Ganz im Kintsugi-Stil kommt das Cover des diesjährigen Mozartfestes daher, eine ehemals zerbrochene Frauenbüste, die wieder zusammengefügt wurde, an den Bruchstellen mit pulverisiertem Gold veredelt, schöner denn je. Sie symbolisiert so das Motto des diesjährigen Festes und des Seelenforschers Mozart „Schuld & Vergebung“. Die rund 85 Veranstaltungen vom 24. Mai bis 23. Juni „versuchen, alles Gefühlte in Töne zu kleiden“, so die Intendantin des Mozartfestes Evelyn Meining, auch die Abgründe, Dissonanzen und Widersprüche im Leben. Immer mit dem Ziel der Vergebung, sich selbst, anderen und der Welt gegenüber. Vergeben, aber nicht vergessen ... so werde auch das Erinnerungsprojekt zum 16. März 1945 aufgegriffen, so Meining, ausgehend vom Momentum der Zerstörung und der Frage, wie mit dieser „Schuld“ umzugehen ist, um sich als Stadtgesellschaft neu zu finden?

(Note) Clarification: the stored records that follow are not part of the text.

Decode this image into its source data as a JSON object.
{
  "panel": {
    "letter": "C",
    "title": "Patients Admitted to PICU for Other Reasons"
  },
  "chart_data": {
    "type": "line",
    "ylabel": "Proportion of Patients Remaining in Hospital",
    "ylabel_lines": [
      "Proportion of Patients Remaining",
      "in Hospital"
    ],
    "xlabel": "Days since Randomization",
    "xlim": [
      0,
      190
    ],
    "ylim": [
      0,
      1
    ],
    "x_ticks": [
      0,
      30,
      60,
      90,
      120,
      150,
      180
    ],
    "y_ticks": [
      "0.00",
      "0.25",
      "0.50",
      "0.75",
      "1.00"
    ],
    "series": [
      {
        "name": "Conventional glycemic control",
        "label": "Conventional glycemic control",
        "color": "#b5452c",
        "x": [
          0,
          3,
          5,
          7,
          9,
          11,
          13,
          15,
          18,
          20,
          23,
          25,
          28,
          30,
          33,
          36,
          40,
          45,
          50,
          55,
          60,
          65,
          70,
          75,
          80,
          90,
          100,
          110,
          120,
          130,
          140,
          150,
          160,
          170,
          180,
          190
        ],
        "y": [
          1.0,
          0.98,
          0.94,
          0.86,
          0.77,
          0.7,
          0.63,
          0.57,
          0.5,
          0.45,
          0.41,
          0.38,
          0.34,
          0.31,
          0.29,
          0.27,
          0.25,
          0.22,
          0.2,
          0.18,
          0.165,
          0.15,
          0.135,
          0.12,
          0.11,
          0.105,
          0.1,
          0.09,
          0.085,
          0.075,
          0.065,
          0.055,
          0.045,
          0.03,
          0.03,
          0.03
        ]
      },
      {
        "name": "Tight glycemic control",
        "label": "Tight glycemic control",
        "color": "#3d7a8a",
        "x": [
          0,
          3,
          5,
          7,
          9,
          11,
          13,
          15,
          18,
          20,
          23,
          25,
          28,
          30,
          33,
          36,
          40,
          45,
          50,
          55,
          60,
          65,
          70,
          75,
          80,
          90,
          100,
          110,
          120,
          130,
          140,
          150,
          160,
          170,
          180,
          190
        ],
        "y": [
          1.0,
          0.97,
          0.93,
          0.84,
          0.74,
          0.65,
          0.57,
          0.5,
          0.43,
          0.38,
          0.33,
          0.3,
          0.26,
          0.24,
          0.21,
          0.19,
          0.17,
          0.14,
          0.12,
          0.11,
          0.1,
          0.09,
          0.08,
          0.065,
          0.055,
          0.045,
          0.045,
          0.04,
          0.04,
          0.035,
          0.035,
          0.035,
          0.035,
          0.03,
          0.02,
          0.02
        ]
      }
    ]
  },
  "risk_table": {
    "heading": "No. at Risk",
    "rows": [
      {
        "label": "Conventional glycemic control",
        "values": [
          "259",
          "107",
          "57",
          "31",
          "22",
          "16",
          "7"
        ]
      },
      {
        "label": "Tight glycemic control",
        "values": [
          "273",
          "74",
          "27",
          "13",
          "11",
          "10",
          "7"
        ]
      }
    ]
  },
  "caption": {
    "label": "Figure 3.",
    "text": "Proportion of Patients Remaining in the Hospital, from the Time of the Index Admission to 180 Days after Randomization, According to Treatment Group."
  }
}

Weitere interessante Schlaglichter jenseits der großen Konzerte sind zum Beispiel ein begehbarer Beichtstuhl im Popup-Raum „Garten Eden“. Hier finden im wöchentlichen Turnus auch Beratungen der Telefonseelsorge statt, ebenso wie ein Kintsugi-Workshop am 29. Mai um 18 Uhr. Unter dem Motto „heiter scheitern“ können selbstverständlich auch die Proben vieler Mozartfest-Künstler im Pop-up-Raum am Marktplatz kostenfrei mitverfolgt werden. Die Kontraste in der Musik Wolfgang Amadeus Mozarts leben von den Widersprüchen menschlicher Gefühle, von den Fehlfarben.

2024 sollen insbesondere die Unvollkommenheiten, die Narben und Brüche, die längst zu Lebenslinien geworden sind, durch seine Musik und die seiner Weggefährten in neuem Glanz erstrahlen.